A correct specification implies that a population exactly matches the hypothesized model and also that the parameters estimated in a sample reflect this structure. A model is said to be misspecified when (a) one or more parameters are estimated whose population values are zeros, (b) one or more parameters are fixed to zeros whose population values are nonzeros, or both. Sample size is substantially associated with several fit indices under both true and false models. Test statistics is likely to be performing more poorly in smaller samples that cannot be considered asymptotic enough. Thus, the decision for accepting or rejecting a particular model may vary as a function of sample size, which is certainly not desirable. Estimation methods such as ML and GLS are traditionally developed under multivariate normality assumptions. Therefore, a violation of multivariate normality can seriously invalidate normal-theory test statistics. Good fit indices should be (a) sensitive to model misspecification and (b) stable across different estimation methods, sample sizes, and distributions.

Capitalization on chance

Capitalization on chance in structural equation modeling means the model fits well into the observational data because of the upward fit bias of the sample. This may occur by change because of the sample specificity. Especially, when researchers conduct the improvement of their model based on the "modification indices" or "automatic model modification" provided by some computer programs, the probability of capitalization becomes high. In this case, the model may be meaningless even if it fits well into the data because it is reflected by upward sample bias. To avoid this type of capitalization, researchers should be aware of Cliff's (1983) four principles of scientific inference that researchers might be enticed to violate. That is, (1) data never can confirm a model; they can only fail to disconfirm, (2) post hoc is not proper hoc, (3) nominalistic fallacy, and (4) ex post facto analysis. Basically, SEM techniques are intended to be used for model confirmation, not model development. Therefore, the emphasis on model modification is a substantial shift from the confirmatory intent of latent variable SEM approaches. If researchers improve their model based on the information from the sample data, it is literally impossible to disconfirm the model because the improved model is developed in order to fit into the sample data. Another limitation of improve the model based on the modification indices is that the improved model is just one of the alternative models that may be more appropriate than original model, but it does not mean that researchers find the true model. When researchers consider the model development, they should be open to these criticisms and should keep conservative mode in mind.

If researchers conduct structural equation modeling without enough theoretical basis, the possibility of capitalization on chance increases. They might try to explorer the data using such tools as modification indices and find out the model that fits well into the data. However, structural equation model uses the variance/covariance matrix. If there is major missing variables in their initial model, the situation may lead to the findings of meaningless fit model because it merely fit into the variance/covariance matrix of the observation data. Therefore, using structural equation modeling without enough theorizing is very low moral ground.

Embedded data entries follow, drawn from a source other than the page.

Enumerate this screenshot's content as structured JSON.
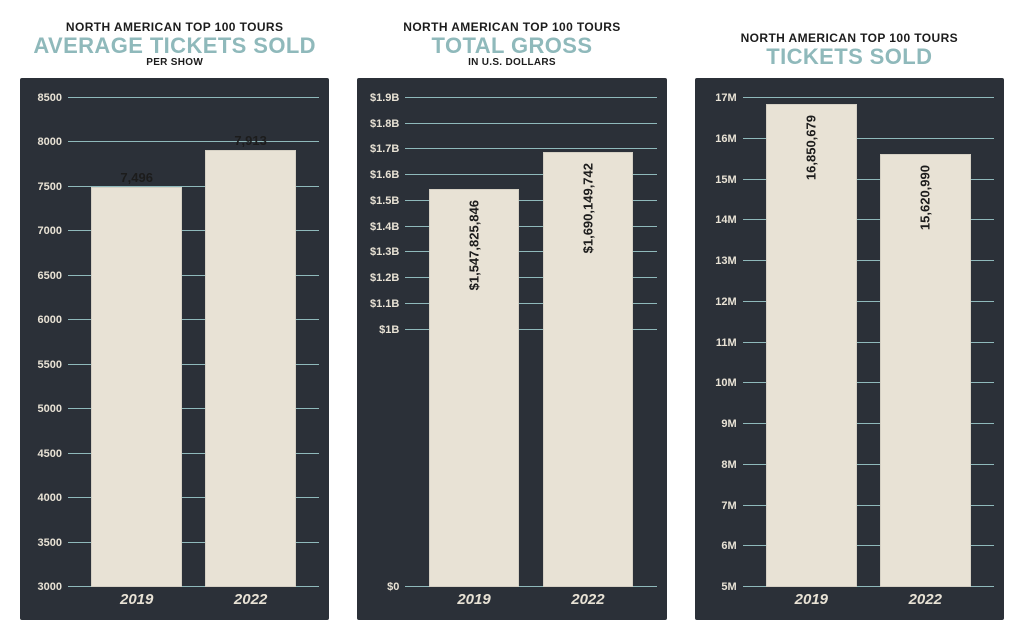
{
  "background_color": "#ffffff",
  "panels": [
    {
      "supertitle": "NORTH AMERICAN TOP 100 TOURS",
      "title": "AVERAGE TICKETS SOLD",
      "title_color": "#8fb9bb",
      "subtitle": "PER SHOW",
      "chart": {
        "type": "bar",
        "bg_color": "#2b3038",
        "grid_color": "#8fb9bb",
        "tick_color": "#e8e2d5",
        "xtick_color": "#e8e2d5",
        "bar_color": "#e8e2d5",
        "label_placement": "top",
        "ymin": 3000,
        "ymax": 8500,
        "ytick_step": 500,
        "ytick_format": "plain",
        "categories": [
          "2019",
          "2022"
        ],
        "values": [
          7496,
          7913
        ],
        "value_labels": [
          "7,496",
          "7,913"
        ]
      }
    },
    {
      "supertitle": "NORTH AMERICAN TOP 100 TOURS",
      "title": "TOTAL GROSS",
      "title_color": "#8fb9bb",
      "subtitle": "IN U.S. DOLLARS",
      "chart": {
        "type": "bar",
        "bg_color": "#2b3038",
        "grid_color": "#8fb9bb",
        "tick_color": "#e8e2d5",
        "xtick_color": "#e8e2d5",
        "bar_color": "#e8e2d5",
        "label_placement": "side",
        "ymin": 0,
        "ymax": 1900000000,
        "ytick_step": 100000000,
        "ytick_min": 1000000000,
        "ytick_format": "billions",
        "categories": [
          "2019",
          "2022"
        ],
        "values": [
          1547825846,
          1690149742
        ],
        "value_labels": [
          "$1,547,825,846",
          "$1,690,149,742"
        ]
      }
    },
    {
      "supertitle": "NORTH AMERICAN TOP 100 TOURS",
      "title": "TICKETS SOLD",
      "title_color": "#8fb9bb",
      "subtitle": "",
      "chart": {
        "type": "bar",
        "bg_color": "#2b3038",
        "grid_color": "#8fb9bb",
        "tick_color": "#e8e2d5",
        "xtick_color": "#e8e2d5",
        "bar_color": "#e8e2d5",
        "label_placement": "side",
        "ymin": 5000000,
        "ymax": 17000000,
        "ytick_step": 1000000,
        "ytick_format": "millions",
        "categories": [
          "2019",
          "2022"
        ],
        "values": [
          16850679,
          15620990
        ],
        "value_labels": [
          "16,850,679",
          "15,620,990"
        ]
      }
    }
  ]
}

Fabrigar, L. R., Wegener, D. T., MacCallum, R. M., & Strahan, E. J. (1999). Evaluating the use of exploratory factor analysis in psychological research. Psychological Methods, 4 (3), 272-299.

Hu, L & Bentler, P. M (1998). Fit indices in covariance structure modeling: Sensitivity to underparameterized model misspcification. Psychological Methods, 3 (4), 424-453.

Maruyama, G. M. (1997). Basics of Structural Equation Modeling. Thoudand Oaks, Sage.

Nannallym J. C., & Bernstein, I. H. (1994). Psychometric Theory: Third Edition. New York: McGraw-Hill.